I am running a Spark job with some very big stages (e.g. >20k tasks), and am running it with 1k to 2k executors.
In some cases, a stage will appear to run unstably: many available executors become idle over time, despite still being in the middle of a stage with many unfinished tasks. From the user perspective, it appears that tasks are finishing, but executors that have finished a given task do not get a new task assigned to them. As a result, the stage takes longer than it should, and a lot of executor CPU-hours are being wasted on idling. This seems to mostly (only?) happen during input stages, where data is being read from HDFS.
Example Spark stderr log during an unstable period -- notice that the number of running tasks decreases over time until it almost reaches zero, then suddenly jumps back up to >1k running tasks:
[Stage 0:==============================> (17979 + 1070) / 28504]
[Stage 0:==============================> (18042 + 1019) / 28504]
[Stage 0:===============================> (18140 + 921) / 28504]
[Stage 0:===============================> (18222 + 842) / 28504]
[Stage 0:===============================> (18263 + 803) / 28504]
[Stage 0:===============================> (18282 + 786) / 28504]
[Stage 0:===============================> (18320 + 751) / 28504]
[Stage 0:===============================> (18566 + 508) / 28504]
[Stage 0:================================> (18791 + 284) / 28504]
[Stage 0:================================> (18897 + 176) / 28504]
[Stage 0:================================> (18940 + 134) / 28504]
[Stage 0:================================> (18972 + 107) / 28504]
[Stage 0:=================================> (19035 + 47) / 28504]
[Stage 0:=================================> (19067 + 17) / 28504]
[Stage 0:================================> (19075 + 1070) / 28504]
[Stage 0:================================> (19107 + 1039) / 28504]
[Stage 0:================================> (19165 + 982) / 28504]
[Stage 0:=================================> (19212 + 937) / 28504]

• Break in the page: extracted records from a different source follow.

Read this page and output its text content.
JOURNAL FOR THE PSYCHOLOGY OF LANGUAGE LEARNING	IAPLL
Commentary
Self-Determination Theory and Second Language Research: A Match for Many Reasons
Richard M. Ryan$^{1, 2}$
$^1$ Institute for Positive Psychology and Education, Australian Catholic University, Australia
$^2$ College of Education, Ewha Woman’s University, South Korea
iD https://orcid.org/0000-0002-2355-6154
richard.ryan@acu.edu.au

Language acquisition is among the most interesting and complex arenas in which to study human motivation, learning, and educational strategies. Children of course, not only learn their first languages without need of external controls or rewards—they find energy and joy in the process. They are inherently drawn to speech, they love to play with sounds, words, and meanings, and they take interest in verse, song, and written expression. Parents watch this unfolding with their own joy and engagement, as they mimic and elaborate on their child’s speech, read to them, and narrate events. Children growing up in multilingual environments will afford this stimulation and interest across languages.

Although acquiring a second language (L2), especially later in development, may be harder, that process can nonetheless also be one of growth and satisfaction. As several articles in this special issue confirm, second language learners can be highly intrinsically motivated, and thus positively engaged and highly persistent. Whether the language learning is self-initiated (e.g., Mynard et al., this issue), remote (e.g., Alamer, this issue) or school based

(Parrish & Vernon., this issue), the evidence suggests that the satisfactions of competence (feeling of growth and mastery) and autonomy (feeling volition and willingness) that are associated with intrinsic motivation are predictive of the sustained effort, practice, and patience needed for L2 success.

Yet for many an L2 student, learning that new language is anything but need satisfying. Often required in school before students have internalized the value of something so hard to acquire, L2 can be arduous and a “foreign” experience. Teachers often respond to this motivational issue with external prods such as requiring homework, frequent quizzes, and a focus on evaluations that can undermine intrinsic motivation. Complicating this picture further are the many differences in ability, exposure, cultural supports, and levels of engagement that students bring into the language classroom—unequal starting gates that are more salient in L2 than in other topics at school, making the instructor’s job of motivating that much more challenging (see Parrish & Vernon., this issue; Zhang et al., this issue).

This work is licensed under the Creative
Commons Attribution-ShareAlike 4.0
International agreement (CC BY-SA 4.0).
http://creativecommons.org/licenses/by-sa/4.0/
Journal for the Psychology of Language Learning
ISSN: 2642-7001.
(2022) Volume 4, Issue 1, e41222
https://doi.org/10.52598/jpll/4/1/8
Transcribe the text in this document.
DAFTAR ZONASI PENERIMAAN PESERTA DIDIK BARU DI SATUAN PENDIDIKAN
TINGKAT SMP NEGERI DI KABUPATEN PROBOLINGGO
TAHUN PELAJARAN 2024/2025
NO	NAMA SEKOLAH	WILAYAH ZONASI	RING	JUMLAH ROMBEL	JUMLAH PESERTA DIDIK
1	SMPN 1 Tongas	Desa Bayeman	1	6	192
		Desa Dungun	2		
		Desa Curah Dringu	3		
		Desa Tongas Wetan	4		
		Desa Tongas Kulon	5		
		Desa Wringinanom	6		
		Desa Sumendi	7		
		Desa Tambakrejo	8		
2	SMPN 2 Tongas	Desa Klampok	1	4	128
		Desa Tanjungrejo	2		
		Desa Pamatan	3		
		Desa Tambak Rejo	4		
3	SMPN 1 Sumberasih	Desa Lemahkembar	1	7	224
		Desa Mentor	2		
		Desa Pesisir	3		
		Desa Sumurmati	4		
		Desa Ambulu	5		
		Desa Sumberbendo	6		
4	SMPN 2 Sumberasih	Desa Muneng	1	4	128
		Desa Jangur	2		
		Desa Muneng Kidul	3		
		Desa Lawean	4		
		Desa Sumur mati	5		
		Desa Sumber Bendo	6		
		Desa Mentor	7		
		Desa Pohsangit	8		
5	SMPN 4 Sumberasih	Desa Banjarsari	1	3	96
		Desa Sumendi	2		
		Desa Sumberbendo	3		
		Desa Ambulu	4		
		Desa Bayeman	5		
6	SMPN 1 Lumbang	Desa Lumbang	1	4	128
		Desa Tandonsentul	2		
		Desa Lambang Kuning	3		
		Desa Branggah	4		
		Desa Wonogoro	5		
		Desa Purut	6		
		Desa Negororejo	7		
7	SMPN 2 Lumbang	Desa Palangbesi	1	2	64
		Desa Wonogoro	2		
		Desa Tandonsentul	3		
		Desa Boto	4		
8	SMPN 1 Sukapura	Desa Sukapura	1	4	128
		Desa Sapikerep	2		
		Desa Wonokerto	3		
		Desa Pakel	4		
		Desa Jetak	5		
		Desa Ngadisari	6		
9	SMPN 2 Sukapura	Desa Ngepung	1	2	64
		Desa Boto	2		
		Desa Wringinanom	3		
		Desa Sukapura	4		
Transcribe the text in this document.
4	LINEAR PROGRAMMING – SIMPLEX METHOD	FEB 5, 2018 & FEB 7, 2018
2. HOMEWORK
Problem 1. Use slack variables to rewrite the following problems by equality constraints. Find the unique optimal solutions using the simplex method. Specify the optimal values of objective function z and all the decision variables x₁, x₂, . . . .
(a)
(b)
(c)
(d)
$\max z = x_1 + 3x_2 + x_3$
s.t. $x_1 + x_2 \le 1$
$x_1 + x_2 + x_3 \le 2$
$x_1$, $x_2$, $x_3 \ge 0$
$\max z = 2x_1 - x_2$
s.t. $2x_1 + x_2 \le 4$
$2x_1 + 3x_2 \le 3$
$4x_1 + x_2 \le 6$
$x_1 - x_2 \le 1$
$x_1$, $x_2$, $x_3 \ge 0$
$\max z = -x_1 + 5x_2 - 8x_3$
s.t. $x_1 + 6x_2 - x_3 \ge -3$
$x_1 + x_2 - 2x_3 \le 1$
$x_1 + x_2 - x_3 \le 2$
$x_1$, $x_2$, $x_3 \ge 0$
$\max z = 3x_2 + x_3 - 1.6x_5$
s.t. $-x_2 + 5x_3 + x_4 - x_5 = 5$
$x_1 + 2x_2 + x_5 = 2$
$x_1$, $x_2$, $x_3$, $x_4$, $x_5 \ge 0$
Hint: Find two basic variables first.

[Stage 0:=================================> (19251 + 899) / 28504]
[Stage 0:=================================> (19355 + 831) / 28504]
[Stage 0:=================================> (19481 + 708) / 28504]
This is what the stderr looks like when a stage is running stably -- the number of running tasks remains roughly constant, because new tasks are assigned to executors as they finish their previous tasks:
[Stage 1:===================> (11599 + 2043) / 28504]
[Stage 1:===================> (11620 + 2042) / 28504]
[Stage 1:===================> (11656 + 2044) / 28504]
[Stage 1:===================> (11692 + 2045) / 28504]
[Stage 1:===================> (11714 + 2045) / 28504]
[Stage 1:===================> (11741 + 2047) / 28504]
[Stage 1:===================> (11771 + 2047) / 28504]
[Stage 1:===================> (11818 + 2047) / 28504]
Under what circumstances would this happen, and how can I avoid this behavior?
NB: I am using dynamic allocation, but I'm pretty sure this is unrelated to this problem -- e.g., during an unstable period, in the Spark Application Master UI I can see that the expected number of executors are "Active", but are not running "Active Tasks."